The bill, introduced last November by Democratic state Rep. Mary Gonzalez, would require the state’s workforce commission to maintain the database of offenders. Wage theft can take different forms, such as employers skimping on overtime for hourly workers or paying below minimum wage, which has been $7.25 per hour in Texas since 2009.
The database that would be created under Gonzalez’s bill would publish the names of each manager, owner and business that purposely withheld wages from employees and never paid them back. Though the bill doesn’t punish offenders monetarily, it would give workers, activists and politicians the ability to identify consistent violators. Right now, that information is only available through a public records request, something potential employees are unlikely to make of their future employer, particularly if they’re undocumented.

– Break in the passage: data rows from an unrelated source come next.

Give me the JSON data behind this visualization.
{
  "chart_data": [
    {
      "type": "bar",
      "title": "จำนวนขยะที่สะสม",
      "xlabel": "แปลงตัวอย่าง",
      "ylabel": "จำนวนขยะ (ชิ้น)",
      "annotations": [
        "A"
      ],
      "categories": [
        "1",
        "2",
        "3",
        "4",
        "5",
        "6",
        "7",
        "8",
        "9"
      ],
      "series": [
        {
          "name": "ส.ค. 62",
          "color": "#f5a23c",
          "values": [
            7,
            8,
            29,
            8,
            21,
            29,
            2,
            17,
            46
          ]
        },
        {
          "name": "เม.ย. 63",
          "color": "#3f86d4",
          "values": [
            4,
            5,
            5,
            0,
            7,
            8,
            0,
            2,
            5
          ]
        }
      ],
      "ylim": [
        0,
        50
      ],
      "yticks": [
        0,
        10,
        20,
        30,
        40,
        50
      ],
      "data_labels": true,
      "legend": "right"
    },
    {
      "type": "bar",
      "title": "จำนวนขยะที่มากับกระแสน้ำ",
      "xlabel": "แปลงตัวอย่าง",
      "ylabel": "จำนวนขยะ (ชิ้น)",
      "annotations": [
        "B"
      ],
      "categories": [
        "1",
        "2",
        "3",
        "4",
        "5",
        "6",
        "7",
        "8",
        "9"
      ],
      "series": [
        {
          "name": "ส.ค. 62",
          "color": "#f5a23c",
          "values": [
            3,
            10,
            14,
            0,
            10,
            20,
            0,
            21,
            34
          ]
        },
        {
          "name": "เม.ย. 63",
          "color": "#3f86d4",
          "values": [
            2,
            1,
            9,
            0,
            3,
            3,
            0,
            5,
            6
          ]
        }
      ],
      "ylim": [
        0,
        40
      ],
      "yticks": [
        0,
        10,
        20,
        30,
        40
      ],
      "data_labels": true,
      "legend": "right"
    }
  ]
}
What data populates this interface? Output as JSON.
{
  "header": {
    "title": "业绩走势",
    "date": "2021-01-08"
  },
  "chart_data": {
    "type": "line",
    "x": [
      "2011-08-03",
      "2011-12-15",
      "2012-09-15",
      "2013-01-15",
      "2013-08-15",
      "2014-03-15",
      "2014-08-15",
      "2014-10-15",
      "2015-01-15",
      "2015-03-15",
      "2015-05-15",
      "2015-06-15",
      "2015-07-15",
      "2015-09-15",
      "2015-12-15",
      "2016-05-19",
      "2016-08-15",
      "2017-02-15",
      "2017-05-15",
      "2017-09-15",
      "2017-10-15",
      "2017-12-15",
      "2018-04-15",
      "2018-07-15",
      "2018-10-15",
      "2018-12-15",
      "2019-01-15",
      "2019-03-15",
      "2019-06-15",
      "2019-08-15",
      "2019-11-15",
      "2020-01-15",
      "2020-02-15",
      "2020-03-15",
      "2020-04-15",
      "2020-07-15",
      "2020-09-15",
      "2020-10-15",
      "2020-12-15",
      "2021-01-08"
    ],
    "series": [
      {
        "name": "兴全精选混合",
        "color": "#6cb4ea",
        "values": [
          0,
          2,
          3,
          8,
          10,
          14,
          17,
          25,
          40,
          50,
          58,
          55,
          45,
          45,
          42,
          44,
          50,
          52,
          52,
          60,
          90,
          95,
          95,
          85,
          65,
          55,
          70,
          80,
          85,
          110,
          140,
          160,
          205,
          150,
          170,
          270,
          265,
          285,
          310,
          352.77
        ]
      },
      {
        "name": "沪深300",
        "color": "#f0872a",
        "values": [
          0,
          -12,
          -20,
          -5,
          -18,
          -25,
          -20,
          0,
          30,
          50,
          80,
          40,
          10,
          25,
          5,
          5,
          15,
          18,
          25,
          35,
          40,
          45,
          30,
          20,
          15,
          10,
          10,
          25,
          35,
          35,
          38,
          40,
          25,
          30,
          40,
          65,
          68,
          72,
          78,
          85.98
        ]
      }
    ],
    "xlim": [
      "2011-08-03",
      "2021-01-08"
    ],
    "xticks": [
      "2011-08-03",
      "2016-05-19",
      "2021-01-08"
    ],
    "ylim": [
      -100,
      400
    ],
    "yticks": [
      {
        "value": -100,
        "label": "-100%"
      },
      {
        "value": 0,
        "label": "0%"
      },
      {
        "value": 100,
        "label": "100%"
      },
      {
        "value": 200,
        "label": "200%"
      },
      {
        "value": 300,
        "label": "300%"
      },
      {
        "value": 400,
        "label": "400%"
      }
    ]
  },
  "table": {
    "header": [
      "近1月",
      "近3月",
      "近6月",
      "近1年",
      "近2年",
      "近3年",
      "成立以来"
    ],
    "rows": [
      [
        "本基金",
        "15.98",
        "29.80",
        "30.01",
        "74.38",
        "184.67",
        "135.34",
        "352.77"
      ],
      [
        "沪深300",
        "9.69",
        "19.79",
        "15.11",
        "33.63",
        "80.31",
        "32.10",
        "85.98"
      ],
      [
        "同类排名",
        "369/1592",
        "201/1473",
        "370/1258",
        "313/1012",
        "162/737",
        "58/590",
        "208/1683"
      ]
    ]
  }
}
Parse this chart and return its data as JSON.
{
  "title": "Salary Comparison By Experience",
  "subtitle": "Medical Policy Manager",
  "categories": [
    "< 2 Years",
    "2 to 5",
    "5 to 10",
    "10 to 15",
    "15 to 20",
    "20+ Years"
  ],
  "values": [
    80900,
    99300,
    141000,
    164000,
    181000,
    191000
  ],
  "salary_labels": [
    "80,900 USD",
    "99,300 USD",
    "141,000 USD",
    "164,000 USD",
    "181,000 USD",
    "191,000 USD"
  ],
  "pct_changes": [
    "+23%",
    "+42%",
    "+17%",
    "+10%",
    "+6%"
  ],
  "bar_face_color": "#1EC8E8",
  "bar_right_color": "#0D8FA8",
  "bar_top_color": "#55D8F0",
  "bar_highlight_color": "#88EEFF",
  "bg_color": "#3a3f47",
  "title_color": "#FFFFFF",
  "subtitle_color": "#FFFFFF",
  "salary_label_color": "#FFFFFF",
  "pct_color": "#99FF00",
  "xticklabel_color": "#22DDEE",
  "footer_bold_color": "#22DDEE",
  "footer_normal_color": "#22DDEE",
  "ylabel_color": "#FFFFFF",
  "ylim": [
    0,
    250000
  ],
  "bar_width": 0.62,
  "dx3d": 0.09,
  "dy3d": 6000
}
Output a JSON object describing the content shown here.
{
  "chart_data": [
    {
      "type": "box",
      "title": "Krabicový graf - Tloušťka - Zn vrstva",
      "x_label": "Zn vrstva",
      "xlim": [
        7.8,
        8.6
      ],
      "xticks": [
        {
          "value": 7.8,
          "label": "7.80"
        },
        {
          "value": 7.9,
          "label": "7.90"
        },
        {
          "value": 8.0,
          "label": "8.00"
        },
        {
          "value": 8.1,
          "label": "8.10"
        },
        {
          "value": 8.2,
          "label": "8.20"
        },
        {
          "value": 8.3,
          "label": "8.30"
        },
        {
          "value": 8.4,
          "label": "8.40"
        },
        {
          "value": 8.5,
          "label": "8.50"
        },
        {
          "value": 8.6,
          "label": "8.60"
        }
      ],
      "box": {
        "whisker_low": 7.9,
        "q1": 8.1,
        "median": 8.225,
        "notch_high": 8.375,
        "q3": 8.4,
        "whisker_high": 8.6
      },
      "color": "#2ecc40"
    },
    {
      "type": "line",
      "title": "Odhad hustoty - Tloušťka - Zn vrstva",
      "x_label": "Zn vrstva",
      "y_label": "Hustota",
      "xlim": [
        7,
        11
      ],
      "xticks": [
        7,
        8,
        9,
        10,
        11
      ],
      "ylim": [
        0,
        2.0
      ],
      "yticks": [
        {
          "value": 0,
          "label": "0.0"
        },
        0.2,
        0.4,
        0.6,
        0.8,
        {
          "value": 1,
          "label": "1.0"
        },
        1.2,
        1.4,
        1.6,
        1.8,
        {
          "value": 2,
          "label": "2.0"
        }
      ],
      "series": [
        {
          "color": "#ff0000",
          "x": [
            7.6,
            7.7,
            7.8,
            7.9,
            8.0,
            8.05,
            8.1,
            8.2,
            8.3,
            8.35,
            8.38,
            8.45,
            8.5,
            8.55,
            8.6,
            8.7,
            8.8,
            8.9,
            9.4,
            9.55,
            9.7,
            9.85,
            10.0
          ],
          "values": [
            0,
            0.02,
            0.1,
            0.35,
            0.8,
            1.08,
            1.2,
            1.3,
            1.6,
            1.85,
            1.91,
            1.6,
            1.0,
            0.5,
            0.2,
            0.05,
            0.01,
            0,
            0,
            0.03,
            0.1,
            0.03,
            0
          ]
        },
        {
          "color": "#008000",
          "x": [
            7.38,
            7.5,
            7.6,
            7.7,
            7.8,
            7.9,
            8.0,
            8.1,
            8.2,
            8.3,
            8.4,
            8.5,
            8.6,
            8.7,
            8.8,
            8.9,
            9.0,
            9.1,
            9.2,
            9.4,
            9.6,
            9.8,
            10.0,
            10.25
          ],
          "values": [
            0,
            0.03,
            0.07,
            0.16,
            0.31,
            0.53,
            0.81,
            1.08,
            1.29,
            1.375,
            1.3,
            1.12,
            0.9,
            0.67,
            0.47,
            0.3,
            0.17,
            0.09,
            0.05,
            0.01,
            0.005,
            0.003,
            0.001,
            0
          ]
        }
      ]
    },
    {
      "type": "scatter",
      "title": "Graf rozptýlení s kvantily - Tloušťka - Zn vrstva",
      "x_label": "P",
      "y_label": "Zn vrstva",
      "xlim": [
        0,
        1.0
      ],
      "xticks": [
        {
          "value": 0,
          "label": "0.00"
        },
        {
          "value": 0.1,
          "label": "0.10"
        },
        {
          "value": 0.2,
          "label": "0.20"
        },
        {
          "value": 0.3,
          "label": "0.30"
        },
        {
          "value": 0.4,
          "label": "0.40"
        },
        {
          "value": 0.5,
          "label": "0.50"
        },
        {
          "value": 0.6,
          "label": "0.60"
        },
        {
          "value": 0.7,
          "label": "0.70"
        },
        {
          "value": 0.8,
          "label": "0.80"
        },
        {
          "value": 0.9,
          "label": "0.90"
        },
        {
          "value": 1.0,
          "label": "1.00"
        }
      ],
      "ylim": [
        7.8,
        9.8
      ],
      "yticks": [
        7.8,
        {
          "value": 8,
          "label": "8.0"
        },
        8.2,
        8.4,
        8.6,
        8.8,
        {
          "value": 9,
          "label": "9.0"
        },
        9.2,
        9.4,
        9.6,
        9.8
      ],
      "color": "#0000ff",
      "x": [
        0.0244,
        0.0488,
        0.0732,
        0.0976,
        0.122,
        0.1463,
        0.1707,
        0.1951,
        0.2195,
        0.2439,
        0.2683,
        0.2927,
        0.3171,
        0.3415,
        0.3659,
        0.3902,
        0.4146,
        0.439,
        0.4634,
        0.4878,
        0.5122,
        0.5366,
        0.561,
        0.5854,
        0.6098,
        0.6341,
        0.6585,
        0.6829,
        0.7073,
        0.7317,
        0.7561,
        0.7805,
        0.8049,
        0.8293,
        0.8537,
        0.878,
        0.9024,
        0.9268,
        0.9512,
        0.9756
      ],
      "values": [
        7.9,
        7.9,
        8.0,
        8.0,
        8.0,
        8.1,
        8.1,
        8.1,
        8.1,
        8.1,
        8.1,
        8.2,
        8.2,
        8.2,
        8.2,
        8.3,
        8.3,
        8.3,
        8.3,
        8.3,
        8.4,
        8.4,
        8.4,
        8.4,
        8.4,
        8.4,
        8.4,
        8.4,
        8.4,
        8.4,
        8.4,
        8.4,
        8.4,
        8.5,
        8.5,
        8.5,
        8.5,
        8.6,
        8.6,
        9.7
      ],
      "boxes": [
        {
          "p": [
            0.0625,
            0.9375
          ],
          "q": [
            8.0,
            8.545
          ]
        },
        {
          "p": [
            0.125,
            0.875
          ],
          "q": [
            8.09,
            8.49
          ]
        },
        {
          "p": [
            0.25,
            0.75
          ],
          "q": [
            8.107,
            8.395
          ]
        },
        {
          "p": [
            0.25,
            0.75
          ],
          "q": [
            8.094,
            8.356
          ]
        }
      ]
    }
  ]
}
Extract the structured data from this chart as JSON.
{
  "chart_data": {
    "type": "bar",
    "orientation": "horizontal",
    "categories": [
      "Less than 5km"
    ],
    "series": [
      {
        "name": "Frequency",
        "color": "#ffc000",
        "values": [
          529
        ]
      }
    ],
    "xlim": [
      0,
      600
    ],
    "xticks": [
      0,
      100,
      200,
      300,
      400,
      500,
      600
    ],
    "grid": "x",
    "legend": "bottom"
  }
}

But the bill would give offending employers time to pay owed wages before they are added to the database. Companies that are ordered by the state’s labor commission to pay back wages have 30 days to do so; if they don’t comply, the state has 180 days to notify them they’re going to be added to the database, during which they can dispute the offense. Once an employer is added to the database, though, the identifying information would be searchable for three years or until they’re convicted of having committed wage theft.
The bill has been introduced four times since 2013 by Gonzalez, who has said her state is a haven for wage thieves. A 2017 study of U.S. Census Bureau surveys by the left-leaning Economic Policy Institute found that Texas workers, especially in fields like construction, lose more money to wage theft than in any other state. Because offenses aren’t publicly available or searchable, Gonzalez has said, employers that regularly steal wages are rarely held accountable.
“There’s this giant loophole that allows companies to become offenders over and over again,” she told the Houston Chronicle in 2017.
Gonzalez’s bill passed the majority-Republican Texas House April 11. It is now being considered by the state Senate’s committee on natural resources and economic development, which endorsed a similar bill in 2017. Texas’s legislative session ends on May 28.